Jammet didn’t respond, his unbelieving expression saying it all. Without realizing it, he took a step back from the girl, as if slightly scared to be too near to her.
‘Bloody heck, Sara,’ he whispered.
‘I know,’ Sara whined, her words barely audible. The two had stopped walking.
Misha looked over at her owner with concern. Sara’s emotions had resurfaced, and she was having a hard time putting them back in place.
Jammet looked at the sad young female in front of him. His face changed from shock to something resembling determination. Moving forward suddenly, he hugged her.
Sara instinctively returned the gesture, her soul somehow needing the embrace, the support. The two stood like that for a few seconds.
‘I’ll still come along if you want, it will only take an hour or so to get ready,’ he said, repeating his offer, this time with conviction.
Breaking the embrace, Sara smiled. Breathing in deeply the spark returned to her eyes as she regained her composure.
‘Thanks, but I can’t wait a second longer, I can do this,’ she said with strength.
Jammet observed the girl, her eyes glistening in the moonlight, there was a reason he had developed stronger feelings for her.
Sara moved forward suddenly, placing one hand on his head she leaned in for a quick but passionate kiss. Jammet took a step back for balance as she pressed her body against his, his eyes were wide open. The young male barely had time to enjoy the embrace before she withdrew. Still dumbfounded, he could only watch as the female wolf mount up.
Sara looked down at him thoughtfully for a second before she urged her horse forward.

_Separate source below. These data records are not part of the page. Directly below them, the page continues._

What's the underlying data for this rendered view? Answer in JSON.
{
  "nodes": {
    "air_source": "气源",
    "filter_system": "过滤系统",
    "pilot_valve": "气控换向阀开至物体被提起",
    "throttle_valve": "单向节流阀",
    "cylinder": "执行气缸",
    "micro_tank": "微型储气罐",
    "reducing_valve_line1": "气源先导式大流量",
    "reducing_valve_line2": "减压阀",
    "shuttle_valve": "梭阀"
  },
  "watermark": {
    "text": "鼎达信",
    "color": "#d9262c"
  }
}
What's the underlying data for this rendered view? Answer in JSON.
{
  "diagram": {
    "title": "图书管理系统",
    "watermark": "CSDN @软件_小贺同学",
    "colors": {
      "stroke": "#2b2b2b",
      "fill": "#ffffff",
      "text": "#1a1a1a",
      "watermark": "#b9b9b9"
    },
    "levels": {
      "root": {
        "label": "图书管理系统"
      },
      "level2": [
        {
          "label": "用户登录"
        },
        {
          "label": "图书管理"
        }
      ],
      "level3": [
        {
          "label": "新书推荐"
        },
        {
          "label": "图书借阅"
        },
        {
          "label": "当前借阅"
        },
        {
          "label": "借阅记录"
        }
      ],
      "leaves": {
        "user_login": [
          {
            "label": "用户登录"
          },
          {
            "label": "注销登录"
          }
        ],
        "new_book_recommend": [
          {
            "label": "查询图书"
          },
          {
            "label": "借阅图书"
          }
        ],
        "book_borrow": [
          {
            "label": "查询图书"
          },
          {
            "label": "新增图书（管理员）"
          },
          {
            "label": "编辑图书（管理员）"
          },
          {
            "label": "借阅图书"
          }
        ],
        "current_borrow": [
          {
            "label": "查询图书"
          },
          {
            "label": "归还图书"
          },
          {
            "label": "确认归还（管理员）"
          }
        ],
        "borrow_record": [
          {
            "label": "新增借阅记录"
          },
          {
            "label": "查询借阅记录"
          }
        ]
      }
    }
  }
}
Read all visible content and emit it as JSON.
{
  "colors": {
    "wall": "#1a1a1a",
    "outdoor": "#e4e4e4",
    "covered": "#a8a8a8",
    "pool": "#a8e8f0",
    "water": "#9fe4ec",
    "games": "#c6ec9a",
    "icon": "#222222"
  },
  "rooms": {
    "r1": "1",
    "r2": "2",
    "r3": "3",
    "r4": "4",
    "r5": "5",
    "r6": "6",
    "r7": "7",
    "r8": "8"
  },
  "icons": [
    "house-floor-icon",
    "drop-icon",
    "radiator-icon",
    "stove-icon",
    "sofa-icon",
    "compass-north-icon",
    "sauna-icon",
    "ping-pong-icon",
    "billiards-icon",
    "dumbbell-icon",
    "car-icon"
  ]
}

Standing in the moonlight, he watched as she quickly disappeared into the trees. It wasn’t long before her form was lost in the shadows, quickly followed by any sound.
‘Good luck,’ Jammet said to the shadows in general. He knew that there were many things his friend would need luck for. Turning around, he noticed a new light coming from the second story of Sara’s house. It was time to go.